The firm maintains its forecast for FedEx's FY25 EPS at $15.80, which is approximately 25% lower than the company's projected range of $20-21. This assessment comes despite consensus estimates for the fiscal year having already decreased by 4% in the past month.
FedEx reported earnings of $3.60 in the first quarter, and according to Morgan Stanley's estimates, the company would need to achieve nearly $17 EPS in the following three quarters to meet its own guidance.
The downgrade reflects concerns about FedEx's ability to bridge the substantial gap between Morgan Stanley's estimates and the earnings trajectory required to align with management's guidance.
The firm had previously maintained an Equalweight rating due to the expectation that the most significant risks to projections would emerge in the second and third quarters of fiscal year 2025 and were awaiting updates on the strategic review of the Less-Than-Truckload (LTL) segment.

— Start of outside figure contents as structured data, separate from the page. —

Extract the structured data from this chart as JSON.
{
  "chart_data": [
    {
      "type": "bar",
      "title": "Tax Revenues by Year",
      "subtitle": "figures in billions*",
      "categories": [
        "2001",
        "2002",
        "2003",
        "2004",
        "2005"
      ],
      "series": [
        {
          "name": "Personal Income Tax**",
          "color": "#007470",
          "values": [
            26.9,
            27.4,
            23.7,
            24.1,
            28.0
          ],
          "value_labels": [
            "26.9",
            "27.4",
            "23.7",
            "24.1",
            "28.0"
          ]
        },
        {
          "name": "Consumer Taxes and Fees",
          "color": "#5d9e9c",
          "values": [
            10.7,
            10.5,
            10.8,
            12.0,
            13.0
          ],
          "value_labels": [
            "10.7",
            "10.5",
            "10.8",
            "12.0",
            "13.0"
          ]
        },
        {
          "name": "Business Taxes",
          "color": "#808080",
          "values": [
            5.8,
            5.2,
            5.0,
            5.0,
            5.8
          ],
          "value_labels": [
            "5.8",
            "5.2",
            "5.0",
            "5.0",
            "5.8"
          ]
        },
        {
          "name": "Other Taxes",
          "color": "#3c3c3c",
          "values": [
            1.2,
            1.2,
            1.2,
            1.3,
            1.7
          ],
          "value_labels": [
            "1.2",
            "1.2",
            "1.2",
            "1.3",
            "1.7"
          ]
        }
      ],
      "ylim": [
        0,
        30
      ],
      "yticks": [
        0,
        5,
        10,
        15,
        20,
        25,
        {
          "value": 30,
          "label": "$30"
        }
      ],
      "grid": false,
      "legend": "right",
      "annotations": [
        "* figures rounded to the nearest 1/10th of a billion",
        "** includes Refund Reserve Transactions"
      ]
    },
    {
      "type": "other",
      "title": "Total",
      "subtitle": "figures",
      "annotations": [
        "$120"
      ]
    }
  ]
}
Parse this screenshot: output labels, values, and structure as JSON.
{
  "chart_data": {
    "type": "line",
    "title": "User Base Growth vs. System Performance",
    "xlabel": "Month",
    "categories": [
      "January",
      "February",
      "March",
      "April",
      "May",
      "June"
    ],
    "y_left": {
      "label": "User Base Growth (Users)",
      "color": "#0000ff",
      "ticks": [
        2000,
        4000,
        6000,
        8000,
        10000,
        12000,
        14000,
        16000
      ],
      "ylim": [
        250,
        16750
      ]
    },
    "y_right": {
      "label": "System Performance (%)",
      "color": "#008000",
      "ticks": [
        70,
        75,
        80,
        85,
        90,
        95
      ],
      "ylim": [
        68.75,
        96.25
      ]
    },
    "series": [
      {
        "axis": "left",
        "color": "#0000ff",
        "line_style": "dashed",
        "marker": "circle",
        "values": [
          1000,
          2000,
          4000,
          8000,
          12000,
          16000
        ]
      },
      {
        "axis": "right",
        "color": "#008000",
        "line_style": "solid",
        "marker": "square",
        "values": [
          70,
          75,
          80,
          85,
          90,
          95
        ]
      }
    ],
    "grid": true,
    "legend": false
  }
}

The magnitude of the earnings shortfall in the first quarter, coupled with the significant divergence between Morgan Stanley's forecasts and the recovery path needed to meet management's expectations, has led to the conclusion that there is a greater earnings risk over a longer period than initially anticipated. This reassessment has prompted the downgrade to Underweight.

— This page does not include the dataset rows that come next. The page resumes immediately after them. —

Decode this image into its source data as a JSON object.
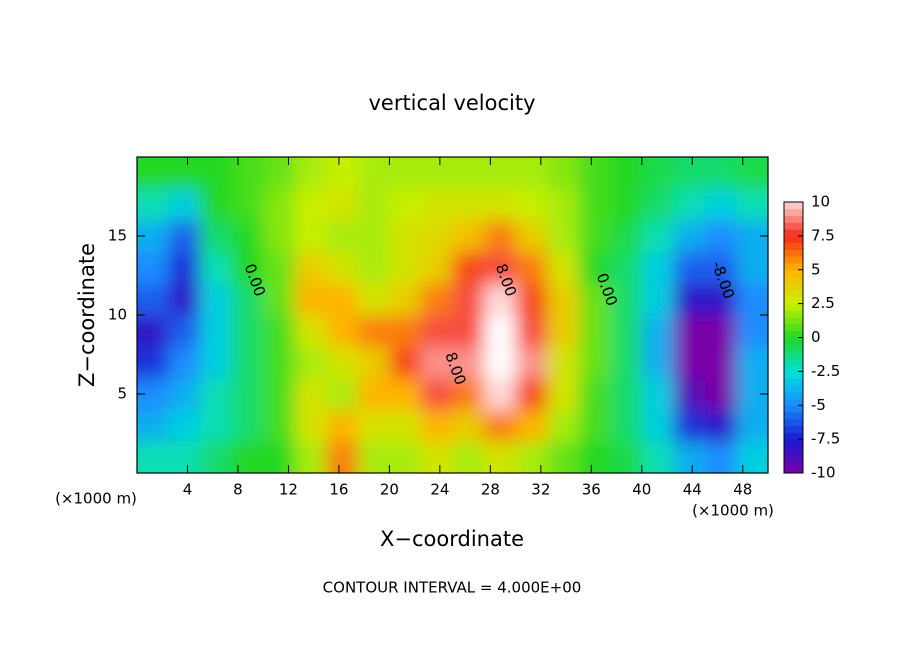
{
  "chart_data": {
    "type": "heatmap",
    "title": "vertical velocity",
    "x_label": "X−coordinate",
    "y_label": "Z−coordinate",
    "x_unit_label": "(×1000 m)",
    "footer": "CONTOUR INTERVAL = 4.000E+00",
    "xlim": [
      0,
      50
    ],
    "ylim": [
      0,
      20
    ],
    "xticks": [
      4,
      8,
      12,
      16,
      20,
      24,
      28,
      32,
      36,
      40,
      44,
      48
    ],
    "yticks": [
      5,
      10,
      15
    ],
    "x": [
      1.25,
      3.75,
      6.25,
      8.75,
      11.25,
      13.75,
      16.25,
      18.75,
      21.25,
      23.75,
      26.25,
      28.75,
      31.25,
      33.75,
      36.25,
      38.75,
      41.25,
      43.75,
      46.25,
      48.75
    ],
    "y": [
      1,
      3,
      5,
      7,
      9,
      11,
      13,
      15,
      17,
      19
    ],
    "z": [
      [
        -2,
        -2,
        -1,
        0,
        0,
        2,
        6,
        2,
        2,
        3,
        2,
        3,
        2,
        1,
        0,
        -0.5,
        -2,
        -4,
        -5,
        -3
      ],
      [
        -4,
        -3,
        -2,
        -1,
        0.5,
        3,
        5,
        3,
        3,
        5,
        4,
        6,
        5,
        2,
        0.5,
        -1,
        -3,
        -7,
        -8,
        -4
      ],
      [
        -5,
        -4,
        -2,
        -1,
        0.5,
        3,
        2,
        5,
        5,
        8,
        6,
        10,
        7,
        3,
        0.5,
        -1,
        -3,
        -9,
        -11,
        -4
      ],
      [
        -7,
        -5,
        -3,
        -1,
        0.5,
        2,
        3,
        4,
        7,
        9,
        9,
        11,
        9,
        3,
        1,
        -1,
        -4,
        -11,
        -10,
        -4
      ],
      [
        -8,
        -6,
        -3,
        -1,
        0.5,
        3,
        5,
        6,
        6,
        8,
        8,
        11,
        8,
        4,
        1,
        -1,
        -4,
        -10,
        -10,
        -5
      ],
      [
        -6,
        -8,
        -3,
        -1,
        1,
        5,
        5,
        3,
        4,
        6,
        8,
        10,
        7,
        4,
        1,
        -1,
        -3,
        -8,
        -8,
        -5
      ],
      [
        -5,
        -7,
        -2,
        0,
        1,
        4,
        3,
        2,
        3,
        4,
        7,
        8,
        6,
        3,
        0,
        -1,
        -3,
        -6,
        -6,
        -4
      ],
      [
        -4,
        -6,
        -1,
        0,
        1.5,
        2.5,
        2,
        2,
        3,
        3.5,
        4.5,
        6,
        4,
        2,
        0.5,
        -0.5,
        -2,
        -4,
        -5,
        -4
      ],
      [
        -2,
        -3,
        0,
        0.5,
        1.5,
        2.5,
        3,
        2,
        2.5,
        3,
        3,
        3,
        2.5,
        2,
        0.5,
        0,
        -1,
        -2,
        -3,
        -2
      ],
      [
        0,
        0,
        0,
        0.5,
        1,
        2,
        2.5,
        2,
        2,
        2,
        2,
        2,
        2,
        1.5,
        0.5,
        0,
        -0.5,
        -1,
        -1,
        -0.5
      ]
    ],
    "colorbar": {
      "range": [
        -10,
        10
      ],
      "ticks": [
        10,
        7.5,
        5,
        2.5,
        0,
        -2.5,
        -5,
        -7.5,
        -10
      ],
      "colors": [
        "#ffd8d8",
        "#f52a1a",
        "#ffb400",
        "#c8f000",
        "#24d824",
        "#00e0d8",
        "#1a8cff",
        "#1a1ad0",
        "#7a00a8"
      ]
    },
    "annotations": [
      {
        "text": "0.00",
        "x": 9.3,
        "y": 12.2
      },
      {
        "text": "0.00",
        "x": 37.2,
        "y": 11.6
      },
      {
        "text": "8.00",
        "x": 29.2,
        "y": 12.2
      },
      {
        "text": "8.00",
        "x": 25.2,
        "y": 6.6
      },
      {
        "text": "-8.00",
        "x": 46.4,
        "y": 12.2
      }
    ]
  }
}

In other recent news, FedEx has reported a decrease in its first-quarter earnings due to reduced demand for its priority services, with earnings per share standing at $3.60, down from $4.55 in the same period last year.
This comes as BofA Securities adjusted FedEx's stock price target and maintained a Buy rating. The firm's analyst cited lower demand as the reason for reducing the estimated earnings per share for the quarter by 9% to $4.76, while also highlighting FedEx's ongoing cost-saving initiatives.
Meanwhile, BMO Capital maintained its Market Perform rating on FedEx, projecting revenue growth in the low to mid-single digits and earnings per share between $20 and $22 for the fiscal year 2025. Despite near-term challenges, Baird maintained its Outperform rating on FedEx, citing the company's DRIVE savings initiative as a stabilizing factor for earnings visibility.
Additionally, FedEx has announced potential service disruptions in Louisiana due to the anticipated impact of Storm Francine. The company has also resumed its international priority services in Ukraine and reinstated its international delivery services in and out of Israel. These recent developments provide insights into the company's performance and strategic initiatives.